DelliCarpini Gennaro, Passano Brandon, Yang Jie, Yassin Sallie M, Becker Jacob C, Aphinyanaphongs Yindalon, Capozzi James D
Department of Orthopedic Surgery, NYU Langone, Long Island, New York.
Departments of Population Health and Medicine, NYU Langone Health, New York, New York.
J Arthroplasty. 2025 May;40(5):1185-1191. doi: 10.1016/j.arth.2024.10.100. Epub 2024 Oct 28.
Accurate operative scheduling is essential for the appropriation of operating room esources. We sought to implement a machine learning model to predict primary total hip arthroplasty (THA) and total knee arthroplasty (TKA) case time.
A total of 10,590 THAs and 12,179 TKAs between July 2017 and December 2022 were retrospectively identified. Cases were chronologically divided into training, validation, and test sets. The test set cohort included 1,588 TKAs and 1,204 THAs. There were four ML algorithms developed: linear ridge regression (LR), random forest, XGBoost, and explainable boosting machine. Each model's case time estimate was compared to the scheduled estimate measured in 15-minute "wait" time blocks ("underbooking") and "excess" time blocks ("overbooking"). Surgical case time was recorded, and SHAP values were assigned to patient characteristics, surgical information, and the patient's medical condition to understand feature importance.

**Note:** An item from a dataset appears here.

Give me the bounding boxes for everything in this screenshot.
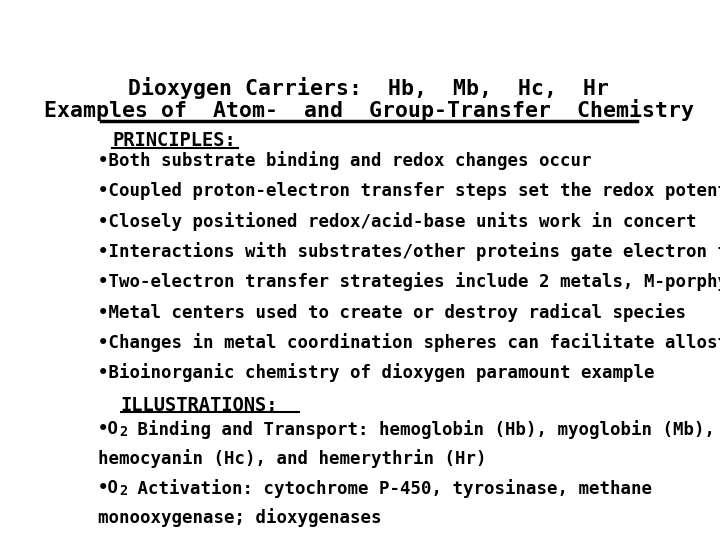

The most predictive model input was "median previous 30 procedure case times." The XGBoost model outperformed the other models in predicting both TKA and THA case times. The model reduced TKA 'excess time blocks' by 85 blocks (P < 0.001) and 'wait time blocks' by 96 blocks (P < 0.001). The model did not significantly reduce 'excess time blocks' in THA (P = 0.89) but did significantly reduce 'wait time blocks' by 134 blocks (P < 0.001). In total, the model improved TKA operative booking by 181 blocks (2,715 minutes) and THA operative booking by 138 blocks (2,070 minutes).
Machine learning outperformed a traditional method of scheduling total joint arthroplasty cases. The median time of the prior 30 surgical cases was the most influential on scheduling case time accuracy. As ML models improve, surgeons should consider ML utilization in case scheduling; however, prior 30 surgical cases may serve as an adequate alternative.
准确的手术排班对于手术室资源的合理分配至关重要。我们试图实施一种机器学习模型来预测初次全髋关节置换术(THA)和全膝关节置换术(TKA)的手术时间。
回顾性确定了2017年7月至2022年12月期间的10590例THA和12179例TKA。病例按时间顺序分为训练集、验证集和测试集。测试集队列包括1588例TKA和1204例THA。开发了四种机器学习算法:线性岭回归(LR)、随机森林、XGBoost和可解释增强机器。将每个模型的手术时间估计值与以15分钟“等待”时间块(“预订不足”)和“超额”时间块(“预订过多”)测量的预定估计值进行比较。记录手术病例时间,并将SHAP值分配给患者特征、手术信息和患者的医疗状况,以了解特征重要性。
最具预测性的模型输入是“前30例手术病例的中位时间”。XGBoost模型在预测TKA和THA手术时间方面优于其他模型。该模型将TKA的“超额时间块”减少了85个块(P < 0.001),将“等待时间块”减少了96个块(P < 0.001)。该模型在THA中未显著减少“超额时间块”(P = 0.89),但确实将“等待时间块”显著减少了134个块(P < 0.001)。总体而言,该模型将TKA手术预订改善了181个块(2715分钟),将THA手术预订改善了138个块(2070分钟)。
机器学习在全关节置换病例的排班方面优于传统方法。前30例手术病例的中位时间对排班病例时间准确性影响最大。随着机器学习模型的改进,外科医生在病例排班中应考虑使用机器学习;然而,前30例手术病例可能是一个合适的替代方案。